We finally arrived, and my host family almost had a heart attack. Sergul hadn't told anyone exactly who was coming. She had said it was a special guest and had instructed her mom to cook all my favourite foods, but no one could get it out of her who was coming. So they were quite surprised. It was great to see them all again. My host parents, Sadiye and Ugur, were still the same.

My older host brother, Serdar, who had been 18 when I was living there, was now 30. When I knew him he had long curly hair that he never combed and drove his mother crazy. He never studied and that drove his father crazy. He was always teasing his younger sister and I and that drove us crazy. Now his hair is short and he's balding. He's a civil engineer and working at his father's company. He was very pleasant, and still funny. Not nearly as irritating as I remembered!

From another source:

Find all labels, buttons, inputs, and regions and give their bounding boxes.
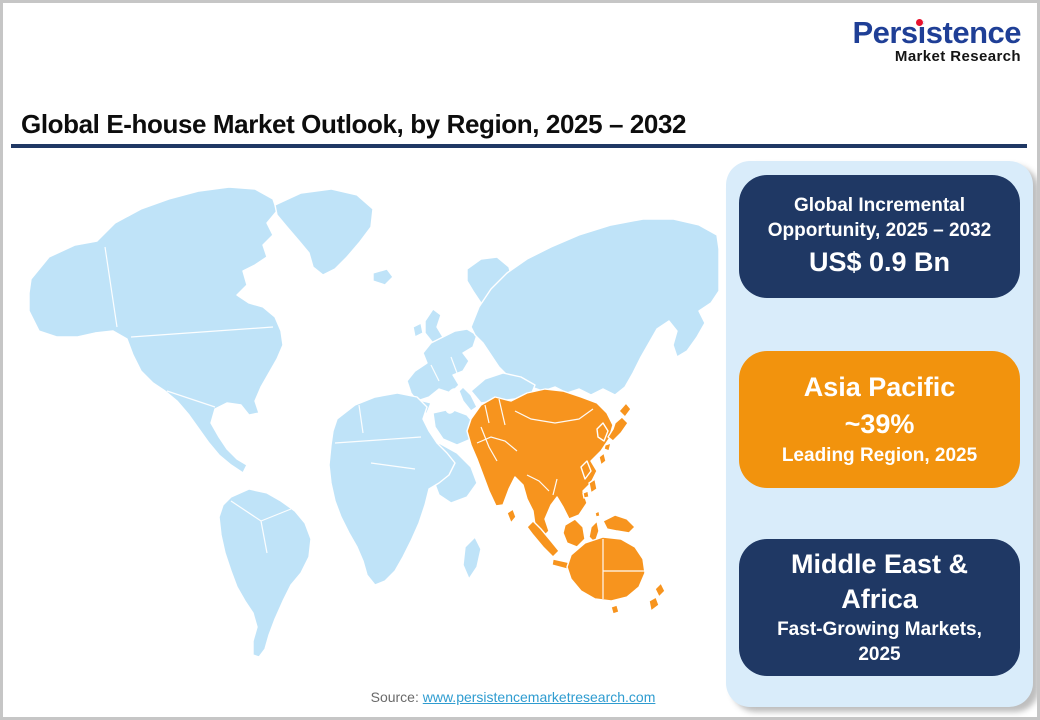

Sergul, my younger host sister, was 14 when I was there. She was ok, and at the time was the only one in the family who spoke English. Every now and then when she felt like it, she would stop speaking to me, leaving me stranded with no translator. Other than that we got along well, we shared a room for the 4 months that I lived there, and she was a typical 14 year old, and I was 16. Now she is engaged, and I met her fiance. She is also an engineer and works at her father's company. She has grown into a beautiful and pleasant person, quick to smile and laugh.

Sergin, my youngest host sister was almost unrecognisable until she said something. When I knew her before, she was 10, and had a deep, throaty voice. The voice was still the same, but now she's 21. The little kid who would constantly disturb me no matter what I was doing, is now in university studying graphic art, if I remember correctly. She also speaks English now, and is just as outgoing as always.

Ahmet, my younger host brother was a shock. He was upstairs in his room when I came so I didn't see him right away. When I was there he was 10. His favourite pastime was scratching my arm, if my skin was dry it would turn white and this would amuse him to no end. He was a small kid, short and skinny, shorter than all his friends his age. They called him down to dinner, and the 6-foot 20-year-old handsome young man who came down the stairs was totally unrecognisable until he smiled!

We all had a great dinner together. My host mother had spent all day making my favourite foods at Sergul's request. There was manti, dolma, baklava, ice cream... it was all good. We caught up on each other and chatted for hours. I hope Ba and Sara weren't too bored. Some of the conversation was in Turkish, some in English. They were impressed with my Turkish. When I left their family it was still 7 months before the end of my time there and my Turkish had been halting at best, and I was still too shy to speak much to anyone.

We had a great dinner and conversation and some chay, then Serdar took us in his sportscar to the taxi stand and gave the taxi driver special instructions to take good care of his friend Krisia from Bermuda and her 2 friends. It was great.